The control antibody, HB22.27 binds CD22 as well as HB22.7 does; however, they bind different epitopes. Our previous studies show that binding to the correct epitope (as does HB22.7) initiates a signaling cascade that can cause apoptosis in NHL cells [8, 9]. As well, other studies have shown that the first two domains of CD22 are critical for B-cell survival [7] and mouse derived anti-mouse, anti-CD22 mAbs that are directed at CD22 ligand blocking domains eradicate murine NHL [23]. Data presented here show that there is a great difference in efficacy when the appropriate CD22 epitope is targeted. Other anti-CD22 mAb have been studied and have not generated significant responses in animal models or human clinical trials [11, 12] likely because they, like HB22.27 bind to a non-ligand blocking region of CD22. This is one of the first studies that clearly shows that the specific epitope bound by a mAb effects efficacy.

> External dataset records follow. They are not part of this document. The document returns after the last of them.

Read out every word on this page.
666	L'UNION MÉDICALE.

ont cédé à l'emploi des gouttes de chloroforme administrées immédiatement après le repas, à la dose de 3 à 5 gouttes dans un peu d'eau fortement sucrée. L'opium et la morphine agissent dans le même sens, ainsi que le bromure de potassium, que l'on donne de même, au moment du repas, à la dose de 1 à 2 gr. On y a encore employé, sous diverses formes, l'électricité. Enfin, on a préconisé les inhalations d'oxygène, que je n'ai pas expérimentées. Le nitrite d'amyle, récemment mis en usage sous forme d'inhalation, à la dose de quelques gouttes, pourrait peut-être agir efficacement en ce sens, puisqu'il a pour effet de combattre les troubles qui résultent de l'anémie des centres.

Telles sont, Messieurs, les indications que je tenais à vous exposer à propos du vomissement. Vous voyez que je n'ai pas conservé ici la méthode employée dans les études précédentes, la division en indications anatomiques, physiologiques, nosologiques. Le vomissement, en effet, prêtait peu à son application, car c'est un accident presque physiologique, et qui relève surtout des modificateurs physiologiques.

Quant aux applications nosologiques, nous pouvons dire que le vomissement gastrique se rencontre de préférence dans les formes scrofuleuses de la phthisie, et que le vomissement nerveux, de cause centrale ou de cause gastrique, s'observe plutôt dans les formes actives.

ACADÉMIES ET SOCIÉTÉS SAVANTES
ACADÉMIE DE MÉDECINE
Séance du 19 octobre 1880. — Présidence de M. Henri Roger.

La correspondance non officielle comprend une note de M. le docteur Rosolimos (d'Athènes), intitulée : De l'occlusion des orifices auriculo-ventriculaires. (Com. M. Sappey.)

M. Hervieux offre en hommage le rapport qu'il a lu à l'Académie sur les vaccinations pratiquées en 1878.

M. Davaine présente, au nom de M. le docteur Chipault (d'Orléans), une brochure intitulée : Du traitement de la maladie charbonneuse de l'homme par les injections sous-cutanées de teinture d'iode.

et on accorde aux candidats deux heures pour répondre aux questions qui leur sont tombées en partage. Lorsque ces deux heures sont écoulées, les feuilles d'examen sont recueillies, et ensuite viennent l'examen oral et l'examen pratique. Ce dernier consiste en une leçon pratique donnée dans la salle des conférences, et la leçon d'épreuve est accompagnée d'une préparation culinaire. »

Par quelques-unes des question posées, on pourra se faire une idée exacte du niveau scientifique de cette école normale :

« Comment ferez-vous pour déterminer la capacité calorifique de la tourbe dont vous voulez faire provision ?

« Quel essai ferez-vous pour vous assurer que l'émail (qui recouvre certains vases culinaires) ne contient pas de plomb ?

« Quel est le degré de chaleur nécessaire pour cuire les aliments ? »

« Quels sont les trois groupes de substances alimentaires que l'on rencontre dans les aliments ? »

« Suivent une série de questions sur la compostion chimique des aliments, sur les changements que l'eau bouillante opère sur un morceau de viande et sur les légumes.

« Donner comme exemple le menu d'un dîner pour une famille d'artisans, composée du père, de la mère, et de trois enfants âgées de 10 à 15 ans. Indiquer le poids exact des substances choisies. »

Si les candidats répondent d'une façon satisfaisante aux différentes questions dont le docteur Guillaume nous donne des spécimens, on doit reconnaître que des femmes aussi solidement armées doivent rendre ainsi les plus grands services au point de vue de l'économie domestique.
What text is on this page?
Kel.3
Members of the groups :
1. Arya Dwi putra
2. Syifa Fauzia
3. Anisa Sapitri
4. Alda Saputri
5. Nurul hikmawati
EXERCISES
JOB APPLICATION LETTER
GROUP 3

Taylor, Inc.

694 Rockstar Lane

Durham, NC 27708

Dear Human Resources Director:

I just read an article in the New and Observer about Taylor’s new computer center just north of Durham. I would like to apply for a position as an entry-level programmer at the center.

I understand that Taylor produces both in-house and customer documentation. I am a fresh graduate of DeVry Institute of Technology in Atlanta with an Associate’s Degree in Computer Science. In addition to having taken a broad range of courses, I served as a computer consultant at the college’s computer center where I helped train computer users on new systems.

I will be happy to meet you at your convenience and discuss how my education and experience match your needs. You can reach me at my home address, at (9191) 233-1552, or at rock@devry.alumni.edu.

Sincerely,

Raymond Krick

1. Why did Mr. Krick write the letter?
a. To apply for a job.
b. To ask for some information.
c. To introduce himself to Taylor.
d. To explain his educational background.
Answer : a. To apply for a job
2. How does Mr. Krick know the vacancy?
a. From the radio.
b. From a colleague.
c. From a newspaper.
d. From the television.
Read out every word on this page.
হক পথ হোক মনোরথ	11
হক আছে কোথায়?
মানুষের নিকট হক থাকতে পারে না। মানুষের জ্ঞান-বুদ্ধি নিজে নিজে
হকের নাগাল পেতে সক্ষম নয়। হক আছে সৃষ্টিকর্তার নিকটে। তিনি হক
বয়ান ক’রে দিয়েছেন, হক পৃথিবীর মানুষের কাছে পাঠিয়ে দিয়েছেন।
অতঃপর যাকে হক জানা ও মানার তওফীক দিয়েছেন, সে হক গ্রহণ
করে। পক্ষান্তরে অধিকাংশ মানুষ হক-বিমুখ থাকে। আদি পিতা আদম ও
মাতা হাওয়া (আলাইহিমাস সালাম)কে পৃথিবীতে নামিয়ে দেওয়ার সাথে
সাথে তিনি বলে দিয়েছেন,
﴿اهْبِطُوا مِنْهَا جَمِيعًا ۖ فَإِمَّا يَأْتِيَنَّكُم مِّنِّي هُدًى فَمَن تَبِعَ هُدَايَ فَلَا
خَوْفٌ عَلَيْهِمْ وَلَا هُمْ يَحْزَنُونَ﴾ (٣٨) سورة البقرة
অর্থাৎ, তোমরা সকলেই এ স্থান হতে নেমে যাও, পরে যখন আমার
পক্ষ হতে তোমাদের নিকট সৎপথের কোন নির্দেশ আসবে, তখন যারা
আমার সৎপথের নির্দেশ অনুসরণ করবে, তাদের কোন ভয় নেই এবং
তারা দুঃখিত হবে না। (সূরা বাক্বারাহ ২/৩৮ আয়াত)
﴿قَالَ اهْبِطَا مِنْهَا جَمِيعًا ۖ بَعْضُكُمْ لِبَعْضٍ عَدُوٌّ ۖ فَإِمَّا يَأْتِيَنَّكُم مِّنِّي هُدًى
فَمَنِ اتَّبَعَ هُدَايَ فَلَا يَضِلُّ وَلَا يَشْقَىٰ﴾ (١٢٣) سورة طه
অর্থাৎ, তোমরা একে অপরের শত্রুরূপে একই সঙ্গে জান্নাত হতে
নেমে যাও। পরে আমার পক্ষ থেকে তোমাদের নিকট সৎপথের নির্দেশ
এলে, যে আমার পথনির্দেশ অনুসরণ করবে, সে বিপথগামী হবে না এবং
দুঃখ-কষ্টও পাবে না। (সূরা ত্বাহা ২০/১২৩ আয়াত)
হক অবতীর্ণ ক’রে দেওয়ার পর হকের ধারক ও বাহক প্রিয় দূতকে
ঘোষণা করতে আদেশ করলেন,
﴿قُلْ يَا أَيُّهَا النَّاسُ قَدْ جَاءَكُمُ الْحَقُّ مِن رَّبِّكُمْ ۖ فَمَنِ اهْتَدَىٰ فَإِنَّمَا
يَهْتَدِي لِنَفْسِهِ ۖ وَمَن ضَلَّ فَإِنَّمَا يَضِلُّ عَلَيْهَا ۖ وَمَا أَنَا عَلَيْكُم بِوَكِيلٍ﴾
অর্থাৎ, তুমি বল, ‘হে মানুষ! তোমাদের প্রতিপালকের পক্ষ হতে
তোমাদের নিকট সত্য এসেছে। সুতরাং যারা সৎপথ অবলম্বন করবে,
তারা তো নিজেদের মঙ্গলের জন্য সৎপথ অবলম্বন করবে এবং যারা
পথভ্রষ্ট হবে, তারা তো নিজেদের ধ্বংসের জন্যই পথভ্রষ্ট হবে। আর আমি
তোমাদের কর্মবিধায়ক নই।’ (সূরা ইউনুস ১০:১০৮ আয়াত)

This study showed that 1.4 mg of HB22.7 was an appropriate dose upon which to base further clinical studies. Treatment of small and/or early tumors resulted in better efficacy than did treatment of large established tumors. An every other week schedule of HB22.7 administration was sufficient for therapy. This schedule is effective likely due to rapid CD22 internalization without return of CD22 to the cell surface for nearly 2 weeks due to persisting HB22.7 levels. HB22.7 targets tumor equally well by IV, SQ or IP administrations. Although the initial biodistributions were different, all routes resulted in specific tumor targeting. When using mice as an experimental model, it may be very convenient and provide a more consistent dose in some experimental plans to give the mAb SQ or IP. Finally, this is one of the first studies to conclusively demonstrate that the specific epitope bound by an antibody has significant therapeutic implications. This knowledge also may enhance development of synergistic drugs to be given with HB22.7.